Délivre-nous du mal

Délivre-nous du mal

Le pasteur Pierre Amey livre ses expériences et ses recherches dans une conférence sur la réalité, supposée ou non, des anges et des démons.

Le pasteur Pierre Amey livre ses expériences et ses recherches dans une conférence sur la réalité, supposée ou non, des anges et des démons.

Photo: Au Moyen Age, les gargouilles, comme cette figure de la Tour saint Jacques à Paris, avaient pour fonction de faire fuir les démons. CC(by-nc-nd)Philippe Leroyer

Par Myriam Bettens

L’Eglise a eu tendance à évacuer les questions liées aux êtres surnaturels, constate Pierre Amey ancien pasteur de l’Eglise réformée évangélique du canton de Neuchâtel (EREN). Elle l’a fait par opposition à certains mouvements charismatiques qui voient dans les manifestations démoniaques la réponse à tous les problèmes posés. Il sera l’orateur principal d’une conférence en deux volets, proposée au Landeron par la paroisse Entre-deux-Lacs de l’EREN les 1er et 8 février prochains.

Sans vouloir «voir le diable partout», il ne se considère pas comme un exorciste pratiquant la «délivrance à chaque culte». Pourtant, le pasteur tient pour acquis le fait qu’«il existe des phénomènes qui nous dépassent», auxquels il faut répondre.

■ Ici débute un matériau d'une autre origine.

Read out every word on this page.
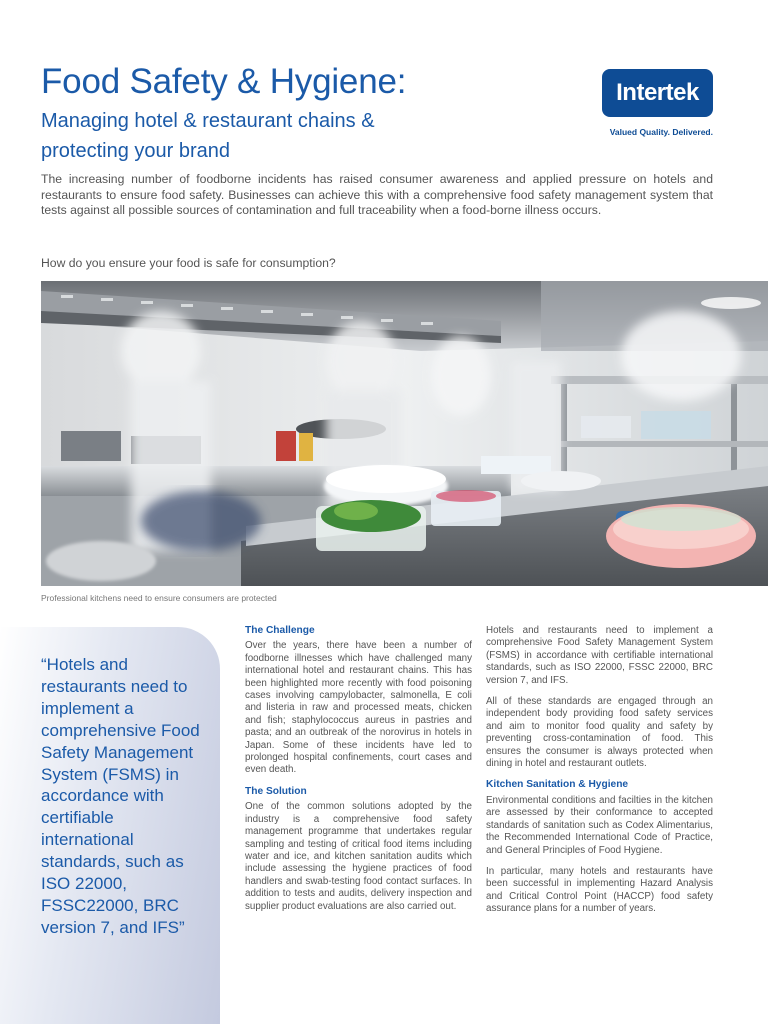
Food Safety & Hygiene:
Managing hotel & restaurant chains & protecting your brand
Intertek
Valued Quality. Delivered.

The increasing number of foodborne incidents has raised consumer awareness and applied pressure on hotels and restaurants to ensure food safety. Businesses can achieve this with a comprehensive food safety management system that tests against all possible sources of contamination and full traceability when a food-borne illness occurs.

How do you ensure your food is safe for consumption?

Professional kitchens need to ensure consumers are protected

“Hotels and restaurants need to implement a comprehensive Food Safety Management System (FSMS) in accordance with certifiable international standards, such as ISO 22000, FSSC22000, BRC version 7, and IFS”

The Challenge

Over the years, there have been a number of foodborne illnesses which have challenged many international hotel and restaurant chains. This has been highlighted more recently with food poisoning cases involving campylobacter, salmonella, E coli and listeria in raw and processed meats, chicken and fish; staphylococcus aureus in pastries and pasta; and an outbreak of the norovirus in hotels in Japan. Some of these incidents have led to prolonged hospital confinements, court cases and even death.

The Solution

One of the common solutions adopted by the industry is a comprehensive food safety management programme that undertakes regular sampling and testing of critical food items including water and ice, and kitchen sanitation audits which include assessing the hygiene practices of food handlers and swab-testing food contact surfaces. In addition to tests and audits, delivery inspection and supplier product evaluations are also carried out.

Hotels and restaurants need to implement a comprehensive Food Safety Management System (FSMS) in accordance with certifiable international standards, such as ISO 22000, FSSC 22000, BRC version 7, and IFS.

All of these standards are engaged through an independent body providing food safety services and aim to monitor food quality and safety by preventing cross-contamination of food. This ensures the consumer is always protected when dining in hotel and restaurant outlets.

Kitchen Sanitation & Hygiene

Environmental conditions and facilties in the kitchen are assessed by their conformance to accepted standards of sanitation such as Codex Alimentarius, the Recommended International Code of Practice, and General Principles of Food Hygiene.

In particular, many hotels and restaurants have been successful in implementing Hazard Analysis and Critical Control Point (HACCP) food safety assurance plans for a number of years.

André Malraux avait certainement raison de dire que le XXIe siècle serait religieux, ou ne serait pas. Plus qu’un phénomène de mode, le regain d’intérêt pour les anges, paradoxalement aussi pour le Diable, révèle peut-être une volonté d’éliminer ce Dieu compris comme trop abstrait. Cet attrait manifeste probablement une soif de réenchanter le monde qui nous entoure. Une brèche dans laquelle le marketing spirituel, le new age et les courants ésotériques ont su s’engouffrer avec succès.

Lors de ces conférences, il ne sera pas question de fantastique ou de paranormal, mais plutôt d’un décryptage d’expériences vécues dans la région, explique l’orateur. Lorsqu’on parle de bruits de pas inexpliqués, de «présence» au pied d’un lit ou de coups frappés contre une paroi, cela a tendance à interpeler et même à effrayer. Face à des demandes répétées de responsables de paroisses et d’individus en réel désarroi, le pasteur Pierre Amey essaie d’apporter une réponse.

«S’il existe un monde spirituel, c’est qu’il existe aussi un monde ténébreux». C’est à cause de ce monde obscur que Pierre Amey recommande un principe de prudence. Il exhorte ceux qui «par jeu» s’essaient aux pratiques occultes à s’en tenir éloignés. Il préconise aussi la précaution à l’encontre des «charlatans» qui font commerce de la détresse dans laquelle sont plongées certaines personnes. Il met aussi en garde contre une propension à tout confondre, en rejetant la responsabilité de tous les maux qui accablent sur une puissance plus ou moins personnifiée plutôt que de chercher une cause psychique. De même, les phénomènes de «démonopathies», supposés ou avérés, ne sont peut-être pas tous à classer dans la case des cas psychiatriques. Ces situations demandent aussi parfois le «secours religieux».

Réformés prudents sur ce thème

A l’égard d’une telle souffrance, un travail d’écoute et d’accompagnement spirituel pourrait aider. Mais Daniel Pétremand, pasteur et aumônier au CHUV à Lausanne, parle plus volontiers «d’énergies positives ou négatives, empreintes de mystère» quand il aborde la difficile question de l’accompagnement de personnes aux prises avec leurs démons. Pour lui, le fait d’avoir recours aux figures angéliques ou démoniaques donne la possibilité d’exprimer des «tiraillements» intérieurs. Cela permet de trouver une sorte de responsable à une peur insurmontable que l’on garde. C’est aussi l’expression d’un désarroi qui correspond à une plus grande fragilité de l’être humain. Un sentiment de non-maîtrise de l’existence et une part de limite.

«L'Eglise réformée a toujours été très prudente sur ces thèmes», complète Cosette Odier, aumônière du CHUV retraitée. Elle donne comme exemple: «L'Eglise réformée a contribué à brûler les sorcières en son temps, mais n'a jamais eu d'exorciste officiel». Quant à l'accompagnement, la pasteure précise «il se fait d'habitude en collaboration avec un psychiatre. Ces phénomènes sont souvent associés à un trouble de la personnalité. Mais il faut du doigté pour respecter les croyances des personnes tout en essayant de l'aider à accueillir une autre image de Dieu, plutôt miséricordieux et compatissant qui protège du Mal. C'est souvent difficile et le mieux est parfois de se retirer pour ne pas exacerber des croyances qui font souffrir la personne.»